Finalmente hay que destacar que Itacaztin y su amado nunca cocinaron sus alimentos, los conseguían de alguien más en sus tardes de disfrute y es de alguien más que Itacatzin los consigue para llevarlos al inframundo. Itacatzin es patrono de los repartidores, de UberEats, de los tuppers para llevarse la comida en las fiestas y de los meseros, porque su labor es llevar, asegurarse de que se reciba. La gran virtud que lo llevó a la divinidad es la entrega.
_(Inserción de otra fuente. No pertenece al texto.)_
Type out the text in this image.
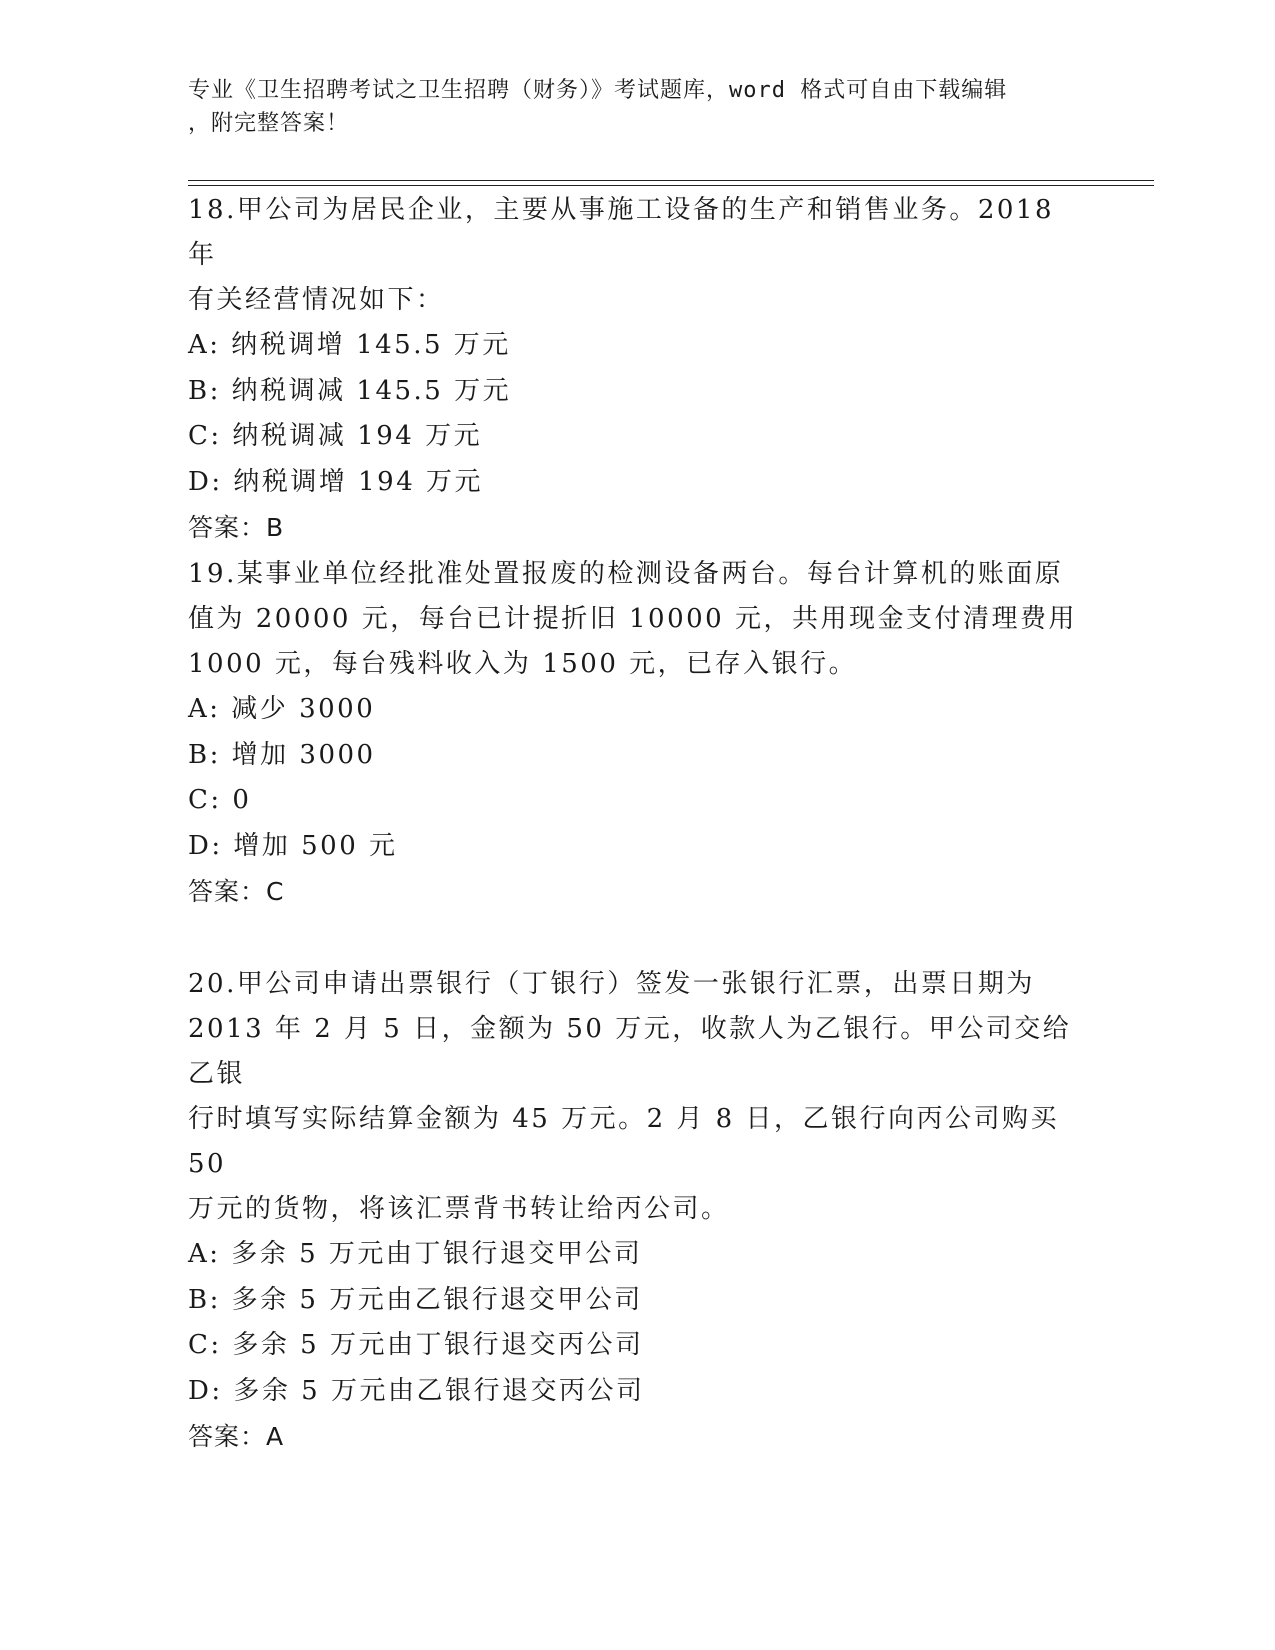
专业《卫生招聘考试之卫生招聘（财务）》考试题库，word 格式可自由下载编辑
，附完整答案！

18.甲公司为居民企业，主要从事施工设备的生产和销售业务。2018 年

有关经营情况如下：

A: 纳税调增 145.5 万元

B: 纳税调减 145.5 万元

C: 纳税调减 194 万元

D: 纳税调增 194 万元

答案：B

19.某事业单位经批准处置报废的检测设备两台。每台计算机的账面原

值为 20000 元，每台已计提折旧 10000 元，共用现金支付清理费用

1000 元，每台残料收入为 1500 元，已存入银行。

A: 减少 3000

B: 增加 3000

C: 0

D: 增加 500 元

答案：C

20.甲公司申请出票银行（丁银行）签发一张银行汇票，出票日期为

2013 年 2 月 5 日，金额为 50 万元，收款人为乙银行。甲公司交给乙银

行时填写实际结算金额为 45 万元。2 月 8 日，乙银行向丙公司购买 50

万元的货物，将该汇票背书转让给丙公司。

A: 多余 5 万元由丁银行退交甲公司

B: 多余 5 万元由乙银行退交甲公司

C: 多余 5 万元由丁银行退交丙公司

D: 多余 5 万元由乙银行退交丙公司

答案：A
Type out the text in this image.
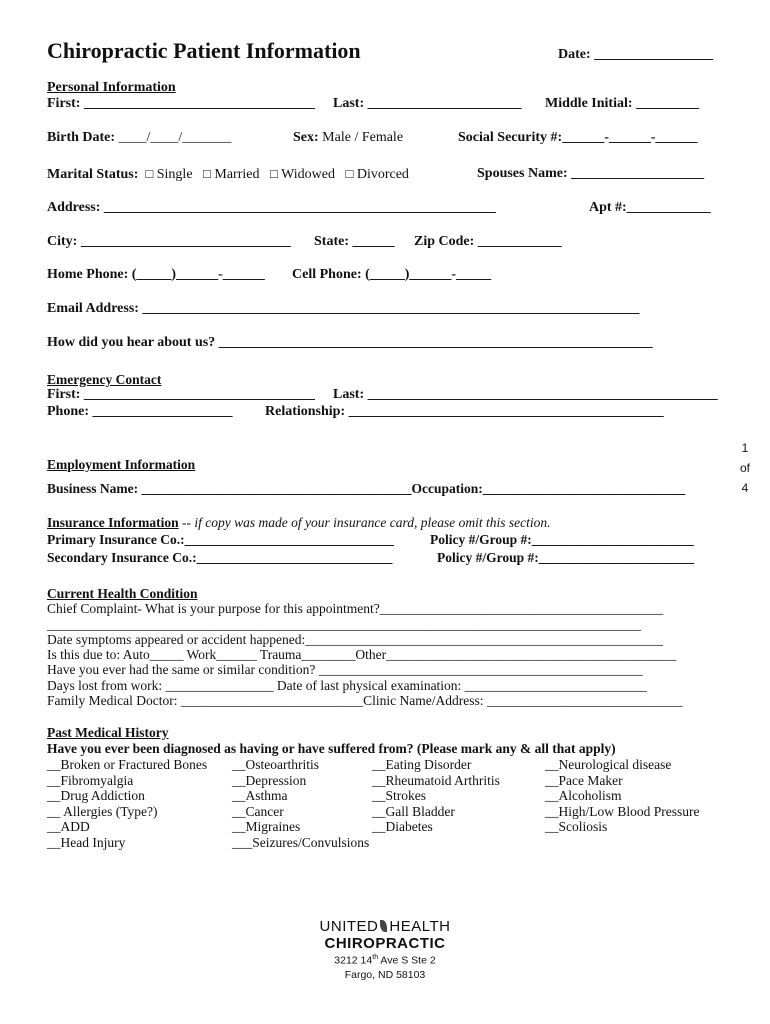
Chiropractic Patient Information	Date: _________________
Personal Information
First: _________________________________ Last: ______________________ Middle Initial: _________
Birth Date: ____/____/_______	Sex: Male / Female	Social Security #:______-______-______
Marital Status: □ Single □ Married □ Widowed □ Divorced	Spouses Name: ___________________
Address: ________________________________________________________	Apt #:____________
City: ______________________________ State: ______ Zip Code: ____________
Home Phone: (_____)______-______ Cell Phone: (_____)______-_____
Email Address: _______________________________________________________________________
How did you hear about us? ______________________________________________________________
Emergency Contact
First: _________________________________ Last: __________________________________________________
Phone: ____________________ Relationship: _____________________________________________
1
of
4
Employment Information
Business Name: ________________________________________Occupation:______________________________
Insurance Information -- if copy was made of your insurance card, please omit this section.
Primary Insurance Co.:_______________________________	Policy #/Group #:________________________
Secondary Insurance Co.:_____________________________	Policy #/Group #:_______________________
Current Health Condition
Chief Complaint- What is your purpose for this appointment?__________________________________________
________________________________________________________________________________________
Date symptoms appeared or accident happened:_____________________________________________________
Is this due to: Auto_____ Work______ Trauma________Other___________________________________________
Have you ever had the same or similar condition? ________________________________________________
Days lost from work: ________________ Date of last physical examination: ___________________________
Family Medical Doctor: ___________________________Clinic Name/Address: _____________________________
Past Medical History
Have you ever been diagnosed as having or have suffered from? (Please mark any & all that apply)
__Broken or Fractured Bones
__Fibromyalgia
__Drug Addiction
__ Allergies (Type?)
__ADD
__Head Injury
__Osteoarthritis
__Depression
__Asthma
__Cancer
__Migraines
___Seizures/Convulsions
__Eating Disorder
__Rheumatoid Arthritis
__Strokes
__Gall Bladder
__Diabetes
__Neurological disease
__Pace Maker
__Alcoholism
__High/Low Blood Pressure
__Scoliosis
UNITED HEALTH
CHIROPRACTIC
3212 14th Ave S Ste 2
Fargo, ND 58103
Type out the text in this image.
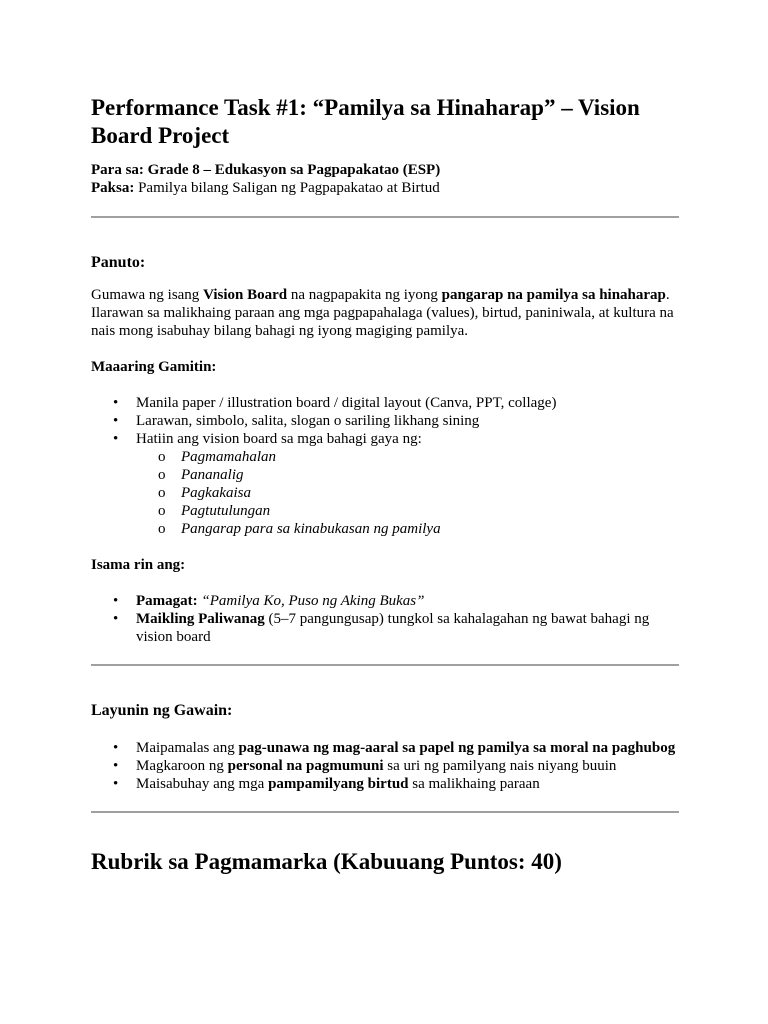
Performance Task #1: “Pamilya sa Hinaharap” – Vision
Board Project

Para sa: Grade 8 – Edukasyon sa Pagpapakatao (ESP)

Paksa: Pamilya bilang Saligan ng Pagpapakatao at Birtud

Panuto:

Gumawa ng isang Vision Board na nagpapakita ng iyong pangarap na pamilya sa hinaharap.
Ilarawan sa malikhaing paraan ang mga pagpapahalaga (values), birtud, paniniwala, at kultura na
nais mong isabuhay bilang bahagi ng iyong magiging pamilya.

Maaaring Gamitin:

• Manila paper / illustration board / digital layout (Canva, PPT, collage)
• Larawan, simbolo, salita, slogan o sariling likhang sining
• Hatiin ang vision board sa mga bahagi gaya ng:
o Pagmamahalan
o Pananalig
o Pagkakaisa
o Pagtutulungan
o Pangarap para sa kinabukasan ng pamilya

Isama rin ang:

• Pamagat: “Pamilya Ko, Puso ng Aking Bukas”
• Maikling Paliwanag (5–7 pangungusap) tungkol sa kahalagahan ng bawat bahagi ng
vision board
Layunin ng Gawain:
• Maipamalas ang pag-unawa ng mag-aaral sa papel ng pamilya sa moral na paghubog
• Magkaroon ng personal na pagmumuni sa uri ng pamilyang nais niyang buuin
• Maisabuhay ang mga pampamilyang birtud sa malikhaing paraan
Rubrik sa Pagmamarka (Kabuuang Puntos: 40)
En esta historia, la entrega de los tacos - y otras guzguerías - es también la entrega como sacrificio por el bienestar ajeno; Itacatzin prefiere entregar su brazo a Tostatecuhtli que fallar en entregar toda la comida a su amado. Es también por esto que Itacatzin es patrono de los meseros, tiene sólo una mano para llevar la comida, como ellos cargan la charola con sólo una mano. La comida que se lleva a un viaje o a otro lugar, incluso al último viaje que es al inframundo, es una forma de aprecio y de cuidado que se extiende más allá de los límites de la cocina. No es el alimento que es sólo para quien está cerca, es el compromiso que va más allá y llega a donde sea necesario, es un acto de procuración que no tiene miedo a las distancias o riesgos, por ello Itacatzin es también un símbolo de compromiso.